Fast Cars, Goddesses, and Pomegranate Necktar
Mother's Day is always a weird day for me. In the past there have been some bad things that happened on Mother's Day. There have been times where neither one of my kids called me, and I hate to say it, usually one out of two does something to really annoy me, and I bet you can guess which one.
Megan had sent me gifts and a card during the week, and called me first thing in the morning. She was up way earlier than I was, but it was fine, I woke up to talking to her and Alanna, and sipping on the coffee Larry brewed for me in bed.
As the day went on, I was feeling ill, so I went back to bed till 2 pm. I awoke to my son calling me to wish me Happy Mother's Day. He asked what we were doing, and I invited him to dinner. 6 PM. He then said "I had no money to buy you a gift" which is a line I have heard over and over. I bit my tongue to keep from saying," if you threw a few bucks in a tin a week for a few weeks, you could come up with enough to buy an 8.00 bouquet of tulips instead of buying beer, cigs, or whatever else you spend your money on". But I didn't say that, I just said: "I have come to not expect anything Will - see you at 6, unless plans change for you, then give me a call" 24 years old...he lives at my ex's parents house for free, we gave him a car....how many bills can he have???? And he works full time. Long story short, he never showed for dinner.

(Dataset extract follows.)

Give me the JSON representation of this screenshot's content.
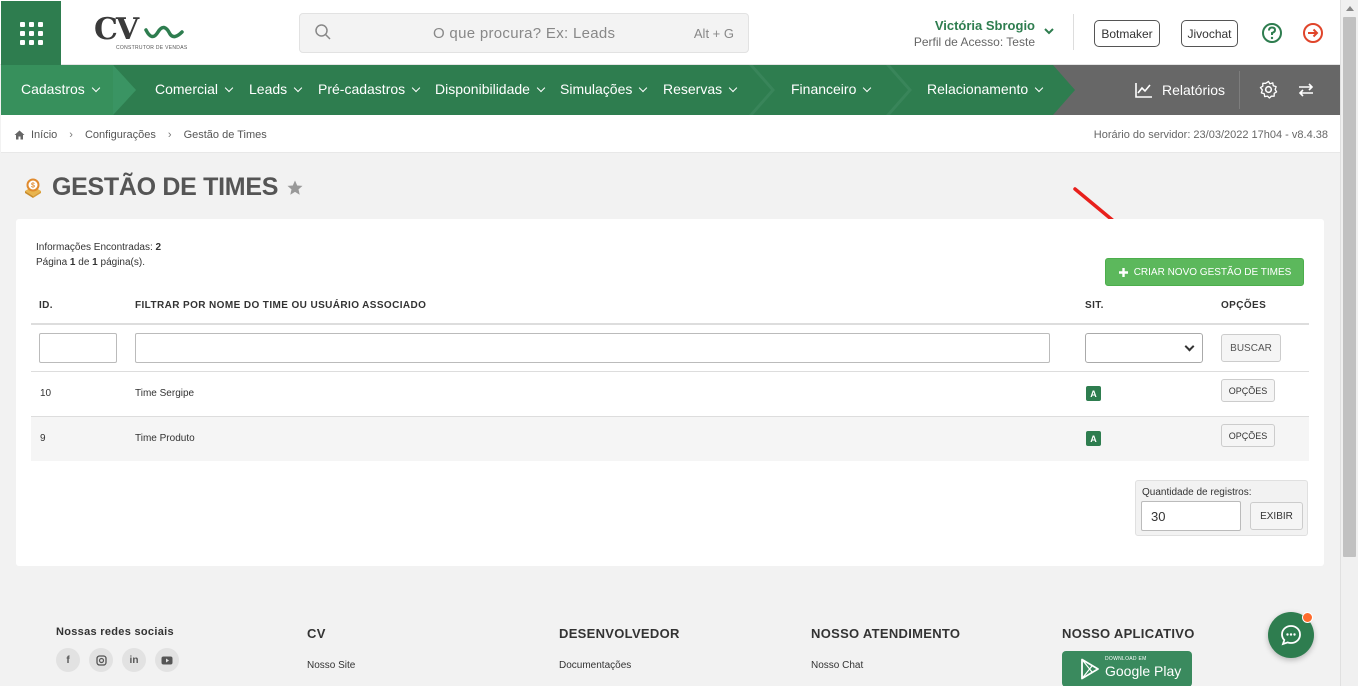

My son does not read this, as I doubt he has any interest in what I do. He may accuse me of the same. We do not have a great relationship; he holds grudges about our past, and about some of the things I had to do in order to keep him safe. Once my daughter and I were in a similar spot, but we have talked about and mended much of our past, and moved on. For that I am most grateful. But this open wound still makes me very uneasy, especially around the holidays when something always seems to explode. (for those of you who have lived with addicts, you know this all too well.)

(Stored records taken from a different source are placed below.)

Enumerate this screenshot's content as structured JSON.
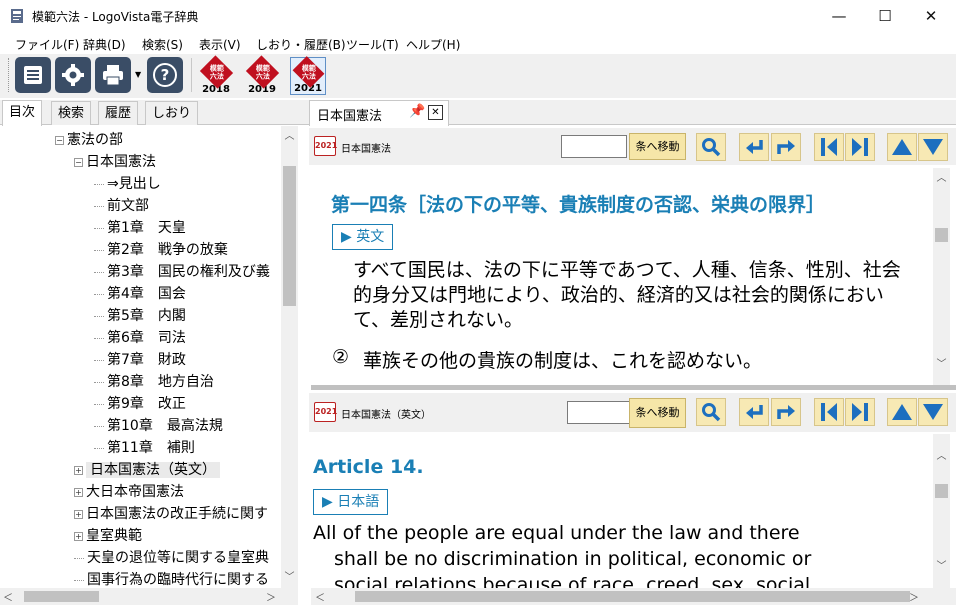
{
  "window": {
    "title": "模範六法 - LogoVista電子辞典",
    "minimize": "—",
    "maximize": "☐",
    "close": "✕"
  },
  "menu": [
    "ファイル(F)",
    "辞典(D)",
    "検索(S)",
    "表示(V)",
    "しおり・履歴(B)",
    "ツール(T)",
    "ヘルプ(H)"
  ],
  "toolbar": {
    "help_glyph": "?",
    "editions": [
      {
        "badge": "模範\n六法",
        "year": "2018"
      },
      {
        "badge": "模範\n六法",
        "year": "2019"
      },
      {
        "badge": "模範\n六法",
        "year": "2021"
      }
    ]
  },
  "left_tabs": [
    "目次",
    "検索",
    "履歴",
    "しおり"
  ],
  "tree": [
    {
      "label": "憲法の部",
      "level": 0,
      "expander": "−"
    },
    {
      "label": "日本国憲法",
      "level": 1,
      "expander": "−"
    },
    {
      "label": "⇒見出し",
      "level": 2
    },
    {
      "label": "前文部",
      "level": 2
    },
    {
      "label": "第1章　天皇",
      "level": 2
    },
    {
      "label": "第2章　戦争の放棄",
      "level": 2
    },
    {
      "label": "第3章　国民の権利及び義",
      "level": 2
    },
    {
      "label": "第4章　国会",
      "level": 2
    },
    {
      "label": "第5章　内閣",
      "level": 2
    },
    {
      "label": "第6章　司法",
      "level": 2
    },
    {
      "label": "第7章　財政",
      "level": 2
    },
    {
      "label": "第8章　地方自治",
      "level": 2
    },
    {
      "label": "第9章　改正",
      "level": 2
    },
    {
      "label": "第10章　最高法規",
      "level": 2
    },
    {
      "label": "第11章　補則",
      "level": 2
    },
    {
      "label": "日本国憲法（英文）",
      "level": 1,
      "expander": "+",
      "selected": true
    },
    {
      "label": "大日本帝国憲法",
      "level": 1,
      "expander": "+"
    },
    {
      "label": "日本国憲法の改正手続に関す",
      "level": 1,
      "expander": "+"
    },
    {
      "label": "皇室典範",
      "level": 1,
      "expander": "+"
    },
    {
      "label": "天皇の退位等に関する皇室典",
      "level": 1
    },
    {
      "label": "国事行為の臨時代行に関する",
      "level": 1
    }
  ],
  "doc_tab": {
    "label": "日本国憲法",
    "close": "✕"
  },
  "pane_top": {
    "book_year": "2021",
    "book_title": "日本国憲法",
    "jump_label": "条へ移動",
    "article_heading": "第一四条［法の下の平等、貴族制度の否認、栄典の限界］",
    "toggle_label": "▶ 英文",
    "para1": "すべて国民は、法の下に平等であつて、人種、信条、性別、社会的身分又は門地により、政治的、経済的又は社会的関係において、差別されない。",
    "para2_num": "②",
    "para2": "華族その他の貴族の制度は、これを認めない。"
  },
  "pane_bottom": {
    "book_year": "2021",
    "book_title": "日本国憲法（英文）",
    "jump_label": "条へ移動",
    "article_heading": "Article 14.",
    "toggle_label": "▶ 日本語",
    "para_line1": "All of the people are equal under the law and there",
    "para_line2": "shall be no discrimination in political, economic or",
    "para_line3": "social relations because of race, creed, sex, social"
  },
  "colors": {
    "accent_heading": "#1a7fb5",
    "toolbar_icon": "#3a4d66",
    "nav_button": "#f7e9b4",
    "nav_arrow": "#1d6fbf",
    "edition_red": "#c0101f"
  }
}
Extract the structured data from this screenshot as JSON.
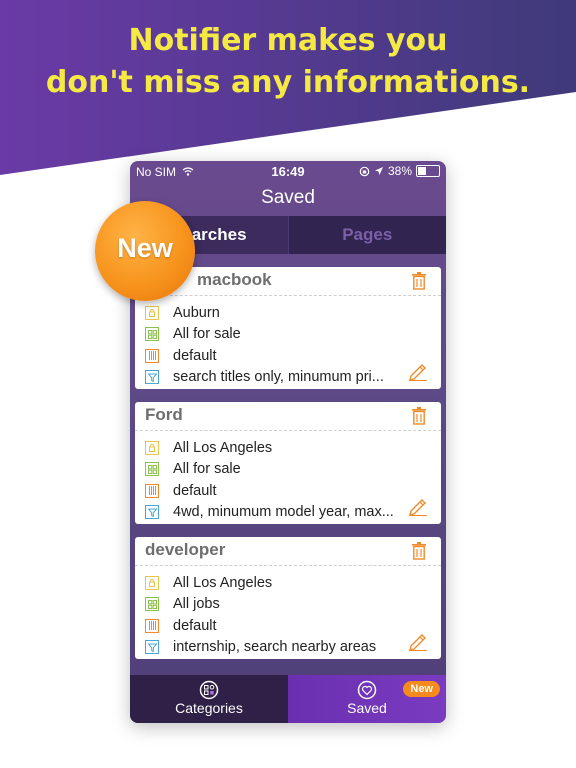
{
  "headline": {
    "line1": "Notifier makes you",
    "line2": "don't miss any informations."
  },
  "status_bar": {
    "carrier": "No SIM",
    "time": "16:49",
    "battery": "38%",
    "battery_level": 0.38
  },
  "nav": {
    "title": "Saved"
  },
  "segments": [
    {
      "label": "Searches"
    },
    {
      "label": "Pages"
    }
  ],
  "new_badge": {
    "label": "New"
  },
  "cards": [
    {
      "title": "macbook",
      "rows": [
        {
          "icon": "location-icon",
          "text": "Auburn"
        },
        {
          "icon": "category-icon",
          "text": "All for sale"
        },
        {
          "icon": "source-icon",
          "text": "default"
        },
        {
          "icon": "filter-icon",
          "text": "search titles only, minumum pri..."
        }
      ]
    },
    {
      "title": "Ford",
      "rows": [
        {
          "icon": "location-icon",
          "text": "All Los Angeles"
        },
        {
          "icon": "category-icon",
          "text": "All for sale"
        },
        {
          "icon": "source-icon",
          "text": "default"
        },
        {
          "icon": "filter-icon",
          "text": "4wd, minumum model year, max..."
        }
      ]
    },
    {
      "title": "developer",
      "rows": [
        {
          "icon": "location-icon",
          "text": "All Los Angeles"
        },
        {
          "icon": "category-icon",
          "text": "All jobs"
        },
        {
          "icon": "source-icon",
          "text": "default"
        },
        {
          "icon": "filter-icon",
          "text": "internship, search nearby areas"
        }
      ]
    }
  ],
  "tabbar": {
    "categories_label": "Categories",
    "saved_label": "Saved",
    "saved_badge": "New"
  },
  "colors": {
    "headline_text": "#f5ea43",
    "accent_orange": "#f58a1f",
    "purple_dark": "#2e2046",
    "purple_active": "#7a3bc0"
  }
}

Then there is the visit to my mother in the nursing home. Every Mother's Day there is less and less of her. Now she no longer gets out of bed. She cannot talk, so I do most of the communicating. I bring her tulips and a crucifix from a church in Valencia. I tell her about life, and spend time with her, even though my inner self is screaming to run out of there FAST. It is depressing to go there, people in wheel chairs in every kind of physical state, drooling, talking to themselves, even chasing after me. The smells get to me, as does the general depression in this place. Even though it is situated on the majestic banks of the Hudson River, the place looks like just another institution, just in a pretty setting.
In addition, my hormones are raging to boot, so I spent some time crying in the car on the way there.
How do I keep myself from jumping over the bridge that I so love? Today I put the top down, even though it was a bit cool and windy. The wind dries tears as soon as they form... I found a few straight a-ways that I drove 80 mph. I have a fast car, but being such an obedient citizen, I don't usually break the law. Today was an exception and I prayed that the Troopers were too busy spending the day with their mothers to notice. Plus I had put on my invisible suit..so I felt safe.
When I got home, Larry had made dinner. A beautiful fresh salad, my favorite pasta dish. Wine. He makes this every year for me, this man who isn't even the father of my children. He has presents...he always makes up for the lack of what I don't get from others....two large canvases to paint on, an LARGE bottle of PAMA, a Pomegranate Liquor. And last, but not least, a beautiful carved goddess, whom I have dubbed this Mother's Day as the Goddess of Elimination. I think she will go into the bathroom that is almost finished being remodeled. I love her. I joke about the advantage of being a little bit of a mama to my man.
I end this day full of good fresh organic food, and some nectar of the gods. I have bought joy to my mother's life by my visit, I have felt the wind in my hair and it is OK to feel the sting of salt in my eyes. I have the love of my children, even if they haven't figured out how to come to terms with it. And my husband. He is a gem....like some superhero, he always saves the day.